Researchers at The University of Texas at Austin have successfully stopped cocaine and alcohol addiction in experiments using a drug already approved by the U.S. Food and Drug Administration (FDA) to treat high blood pressure. If the treatment is proven effective in humans, it would be the first of its kind -- one that could help prevent relapses by erasing the unconscious memories that underlie addiction.
The research is published this week in the journal Molecular Psychiatry.
Scientists once believed that drug addiction was simply a physical craving: Drug addicts who became sober and then later relapsed merely lacked willpower. But that view has gradually shifted since the 1970s.
Today, most experts acknowledge that environmental cues -- the people, places, sights and sounds an addict experiences leading up to drug use -- are among the primary triggers of relapses. It was an environmental cue (a ringing bell) that caused the dogs in Ivan Pavlov's famous experiments to salivate, even when they couldn't see or smell food.
Led by Hitoshi Morikawa, associate professor of neuroscience at The University of Texas at Austin, a team of researchers trained rats to associate either a black or white room with the use of a drug.
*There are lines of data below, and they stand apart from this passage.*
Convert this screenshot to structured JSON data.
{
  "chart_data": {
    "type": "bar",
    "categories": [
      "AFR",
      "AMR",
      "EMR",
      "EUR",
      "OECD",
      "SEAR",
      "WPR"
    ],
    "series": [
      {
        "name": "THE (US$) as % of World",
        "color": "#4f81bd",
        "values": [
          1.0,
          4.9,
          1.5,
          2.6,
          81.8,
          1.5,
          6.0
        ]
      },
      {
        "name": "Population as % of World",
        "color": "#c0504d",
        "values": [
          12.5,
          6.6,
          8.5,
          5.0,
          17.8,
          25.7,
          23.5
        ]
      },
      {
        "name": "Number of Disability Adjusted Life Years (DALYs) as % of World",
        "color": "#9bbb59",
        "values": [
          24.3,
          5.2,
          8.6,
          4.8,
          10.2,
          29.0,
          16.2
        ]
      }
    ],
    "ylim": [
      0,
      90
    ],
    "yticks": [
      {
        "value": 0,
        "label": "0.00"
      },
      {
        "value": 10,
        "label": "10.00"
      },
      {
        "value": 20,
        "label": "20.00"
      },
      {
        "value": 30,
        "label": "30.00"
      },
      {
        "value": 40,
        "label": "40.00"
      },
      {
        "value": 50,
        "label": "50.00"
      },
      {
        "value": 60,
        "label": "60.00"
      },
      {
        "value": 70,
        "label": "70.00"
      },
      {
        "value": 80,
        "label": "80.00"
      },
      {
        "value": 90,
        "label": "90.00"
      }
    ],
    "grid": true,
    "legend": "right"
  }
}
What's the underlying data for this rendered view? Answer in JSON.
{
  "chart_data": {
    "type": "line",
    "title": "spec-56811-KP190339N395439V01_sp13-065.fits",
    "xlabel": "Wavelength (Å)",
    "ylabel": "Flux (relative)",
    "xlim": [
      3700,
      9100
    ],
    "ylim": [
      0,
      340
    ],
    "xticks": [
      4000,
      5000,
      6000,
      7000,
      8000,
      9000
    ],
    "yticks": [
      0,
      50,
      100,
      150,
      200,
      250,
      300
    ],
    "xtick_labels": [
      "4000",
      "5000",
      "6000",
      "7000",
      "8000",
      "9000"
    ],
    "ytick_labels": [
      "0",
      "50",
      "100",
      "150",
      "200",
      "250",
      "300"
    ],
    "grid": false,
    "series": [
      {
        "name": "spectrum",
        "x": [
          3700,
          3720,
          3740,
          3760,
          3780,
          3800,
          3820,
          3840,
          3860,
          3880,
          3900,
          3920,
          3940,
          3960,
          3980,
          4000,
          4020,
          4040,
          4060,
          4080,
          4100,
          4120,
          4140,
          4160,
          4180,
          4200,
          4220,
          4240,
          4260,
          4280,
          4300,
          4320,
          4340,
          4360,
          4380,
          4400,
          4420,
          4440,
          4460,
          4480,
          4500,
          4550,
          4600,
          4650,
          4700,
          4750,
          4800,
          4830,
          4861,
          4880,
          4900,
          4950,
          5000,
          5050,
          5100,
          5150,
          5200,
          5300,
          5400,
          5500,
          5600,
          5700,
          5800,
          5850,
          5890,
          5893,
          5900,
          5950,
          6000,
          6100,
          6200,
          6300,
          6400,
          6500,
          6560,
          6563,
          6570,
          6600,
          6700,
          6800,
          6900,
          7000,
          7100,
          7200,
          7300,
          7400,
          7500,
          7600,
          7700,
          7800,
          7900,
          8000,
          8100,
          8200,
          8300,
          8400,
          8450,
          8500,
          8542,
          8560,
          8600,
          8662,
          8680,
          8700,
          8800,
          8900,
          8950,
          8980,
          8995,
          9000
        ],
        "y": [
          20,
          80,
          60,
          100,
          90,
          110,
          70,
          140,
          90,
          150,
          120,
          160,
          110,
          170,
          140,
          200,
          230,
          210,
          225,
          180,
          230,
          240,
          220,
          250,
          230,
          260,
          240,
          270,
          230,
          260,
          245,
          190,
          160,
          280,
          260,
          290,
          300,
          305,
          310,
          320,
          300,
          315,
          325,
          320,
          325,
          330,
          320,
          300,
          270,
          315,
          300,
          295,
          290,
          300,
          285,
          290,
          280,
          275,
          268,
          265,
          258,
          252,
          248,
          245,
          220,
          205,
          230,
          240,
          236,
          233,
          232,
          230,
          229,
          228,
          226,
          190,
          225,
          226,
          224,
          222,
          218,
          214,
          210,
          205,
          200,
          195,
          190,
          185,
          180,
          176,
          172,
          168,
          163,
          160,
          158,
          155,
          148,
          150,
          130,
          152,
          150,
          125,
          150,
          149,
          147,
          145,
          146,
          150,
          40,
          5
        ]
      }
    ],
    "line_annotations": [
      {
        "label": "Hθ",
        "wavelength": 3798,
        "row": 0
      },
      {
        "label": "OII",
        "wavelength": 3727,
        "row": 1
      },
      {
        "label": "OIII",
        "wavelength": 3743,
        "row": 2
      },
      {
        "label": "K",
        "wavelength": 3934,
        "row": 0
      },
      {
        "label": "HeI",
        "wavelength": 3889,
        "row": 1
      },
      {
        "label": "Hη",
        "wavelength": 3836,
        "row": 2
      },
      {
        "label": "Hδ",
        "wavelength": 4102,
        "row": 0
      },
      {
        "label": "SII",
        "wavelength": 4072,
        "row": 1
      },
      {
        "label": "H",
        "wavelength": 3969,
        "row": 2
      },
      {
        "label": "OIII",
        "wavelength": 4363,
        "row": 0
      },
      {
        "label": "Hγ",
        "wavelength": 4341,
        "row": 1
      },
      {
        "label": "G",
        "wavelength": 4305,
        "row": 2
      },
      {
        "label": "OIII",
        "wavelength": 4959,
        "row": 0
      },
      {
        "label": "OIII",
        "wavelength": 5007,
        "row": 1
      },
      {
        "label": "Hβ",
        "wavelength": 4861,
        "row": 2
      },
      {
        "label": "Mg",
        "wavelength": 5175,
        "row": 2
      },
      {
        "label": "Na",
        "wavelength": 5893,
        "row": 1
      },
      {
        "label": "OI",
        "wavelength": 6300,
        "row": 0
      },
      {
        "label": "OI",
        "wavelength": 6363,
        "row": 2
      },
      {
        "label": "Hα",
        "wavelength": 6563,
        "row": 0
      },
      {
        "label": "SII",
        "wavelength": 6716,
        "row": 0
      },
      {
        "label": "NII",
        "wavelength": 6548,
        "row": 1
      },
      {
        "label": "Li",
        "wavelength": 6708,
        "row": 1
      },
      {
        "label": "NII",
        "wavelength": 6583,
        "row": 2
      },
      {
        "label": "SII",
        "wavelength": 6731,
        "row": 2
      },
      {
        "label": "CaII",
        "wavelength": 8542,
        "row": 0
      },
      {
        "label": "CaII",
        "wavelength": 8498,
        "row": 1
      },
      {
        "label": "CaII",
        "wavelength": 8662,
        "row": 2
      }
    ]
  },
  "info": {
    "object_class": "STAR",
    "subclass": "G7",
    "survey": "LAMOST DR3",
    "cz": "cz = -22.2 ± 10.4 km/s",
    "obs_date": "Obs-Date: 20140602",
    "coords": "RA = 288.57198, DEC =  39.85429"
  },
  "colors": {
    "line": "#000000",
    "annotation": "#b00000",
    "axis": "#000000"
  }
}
Subsequently, when the addicted rats were offered the choice of going into either room, they nearly always chose the room they associated with their addiction.
Then one day, the researchers gave the addicted rats a high dose of an antihypertensive drug called isradipine before the rats made their choices. Although rats still preferred the room they associated with their addiction on that day, they no longer showed a preference for it on subsequent days. In fact, the lack of preference persisted in the isradipine-treated group in ways that couldn't be found in a control group -- suggesting the addiction memories were not just suppressed but had gone away entirely.
"The isradipine erased memories that led them to associate a certain room with cocaine or alcohol," said Morikawa.
Addictive drugs are thought to rewire brain circuits involved in reward learning, forming powerful memories of drug-related cues. Antihypertensive drugs all block a particular type of ion channel, which is expressed not only in heart and blood vessels but also in certain brain cells. The researchers found that blocking these ion channels in brain cells, using isradipine, appears to reverse the rewiring that underlies memories of addiction-associated places.
There are already medications that have been shown to prevent people from feeling euphoria when they take an addictive drug and that might prevent them from developing an addiction. A treatment based on this latest research, however, would be much more effective, said Morikawa, targeting the associations an addict has with the experience leading up to taking a drug.
"Addicts show up to the rehab center already addicted," he said. "Many addicts want to quit, but their brains are already conditioned. This drug might help the addicted brain become de-addicted."
Morikawa noted that because isradipine is already labeled as safe for human use by the FDA, clinical trials could potentially be carried out much more quickly than with nonapproved drugs.
One challenge with using isradipine in high doses to treat addiction is that it lowers blood pressure. So it might be necessary to pair it with other treatments that prevent blood pressure from falling too low.